О чем же думала Жозина, бледная, грустная? Когда Боннер убедил Рагю последовать его примеру и поступить на новый завод, Жозина решила, что отныне она будет застрахована от всяких бед. У нее будет свой уютный домик, она перестанет голодать, да и сам Рагю, вероятно, исправится, работая в более легких условиях. И сначала, действительно, все шло хорошо; Рагю даже женился на ней, подчиняясь определенно выраженному желанию Сэрэтты; правда, этот брак не доставил Жозине той радости, какую он принес бы ей в начале связи с Рагю. Более того: она согласилась выйти за Рагю лишь после того, как предварительно посоветовалась с Люком, — он оставался ее кумиром, спасителем, господином. И в глубине души Жозина тайно хранила невыразимую радость: она испытала ее, когда увидела то смятение, в которое поверг Люка ее вопрос, выходить ли ей за Рагю или нет, когда угадала, какое мгновение мучительной тоски пережил Люк перед тем, как дать согласие на этот брак.
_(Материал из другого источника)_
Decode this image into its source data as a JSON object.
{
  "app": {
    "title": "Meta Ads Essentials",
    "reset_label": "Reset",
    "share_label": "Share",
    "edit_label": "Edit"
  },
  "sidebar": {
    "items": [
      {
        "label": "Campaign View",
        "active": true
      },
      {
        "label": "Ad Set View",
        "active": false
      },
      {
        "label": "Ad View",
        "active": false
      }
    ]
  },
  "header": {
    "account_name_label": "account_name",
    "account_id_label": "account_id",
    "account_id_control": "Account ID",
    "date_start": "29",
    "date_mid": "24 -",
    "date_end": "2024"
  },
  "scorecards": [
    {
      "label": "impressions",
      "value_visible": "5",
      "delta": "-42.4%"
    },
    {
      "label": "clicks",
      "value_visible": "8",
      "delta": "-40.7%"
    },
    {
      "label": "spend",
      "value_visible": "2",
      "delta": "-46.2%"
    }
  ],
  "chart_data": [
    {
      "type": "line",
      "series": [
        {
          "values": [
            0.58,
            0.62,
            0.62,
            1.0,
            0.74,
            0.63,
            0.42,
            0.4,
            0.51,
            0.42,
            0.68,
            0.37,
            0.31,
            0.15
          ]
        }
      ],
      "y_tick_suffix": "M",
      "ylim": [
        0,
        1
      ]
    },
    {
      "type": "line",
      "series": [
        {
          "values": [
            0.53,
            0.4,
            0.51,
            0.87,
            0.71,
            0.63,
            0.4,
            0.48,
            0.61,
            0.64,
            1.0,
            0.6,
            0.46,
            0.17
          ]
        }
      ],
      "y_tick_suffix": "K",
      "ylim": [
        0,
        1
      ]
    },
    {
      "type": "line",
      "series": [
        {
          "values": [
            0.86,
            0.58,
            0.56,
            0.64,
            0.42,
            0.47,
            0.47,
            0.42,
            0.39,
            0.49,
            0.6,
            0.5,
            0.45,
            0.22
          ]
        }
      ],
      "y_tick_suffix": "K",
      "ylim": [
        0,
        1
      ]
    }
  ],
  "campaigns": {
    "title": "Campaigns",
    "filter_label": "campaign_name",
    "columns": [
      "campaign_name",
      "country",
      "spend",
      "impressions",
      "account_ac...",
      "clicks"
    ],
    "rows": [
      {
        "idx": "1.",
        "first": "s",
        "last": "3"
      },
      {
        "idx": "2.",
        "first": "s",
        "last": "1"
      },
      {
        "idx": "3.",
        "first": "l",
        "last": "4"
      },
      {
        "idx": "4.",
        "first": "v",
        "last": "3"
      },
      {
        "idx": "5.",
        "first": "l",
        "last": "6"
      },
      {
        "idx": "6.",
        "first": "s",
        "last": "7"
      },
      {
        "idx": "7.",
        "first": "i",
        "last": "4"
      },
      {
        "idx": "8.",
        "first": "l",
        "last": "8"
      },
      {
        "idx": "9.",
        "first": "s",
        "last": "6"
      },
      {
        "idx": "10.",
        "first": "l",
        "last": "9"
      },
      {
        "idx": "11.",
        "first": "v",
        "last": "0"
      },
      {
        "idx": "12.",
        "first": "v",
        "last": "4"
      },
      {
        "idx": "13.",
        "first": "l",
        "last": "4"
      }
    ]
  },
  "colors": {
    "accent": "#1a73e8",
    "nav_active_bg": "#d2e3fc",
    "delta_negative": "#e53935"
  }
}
Разве не было это наилучшим, даже единственно возможным выходом из положения? Рагю согласился жениться на Жозине, а за кого еще могла она выйти? Ради нее Люку пришлось сделать вид, будто он рад этому браку; он сохранил к Жозине и после ее замужества то же расположение, что и раньше; при встречах он улыбался ей, будто спрашивая, счастлива ли она. И молодая женщина чувствовала, что ее бедное сердце, полное отчаяния, растворяется в неудовлетворенной жажде любви.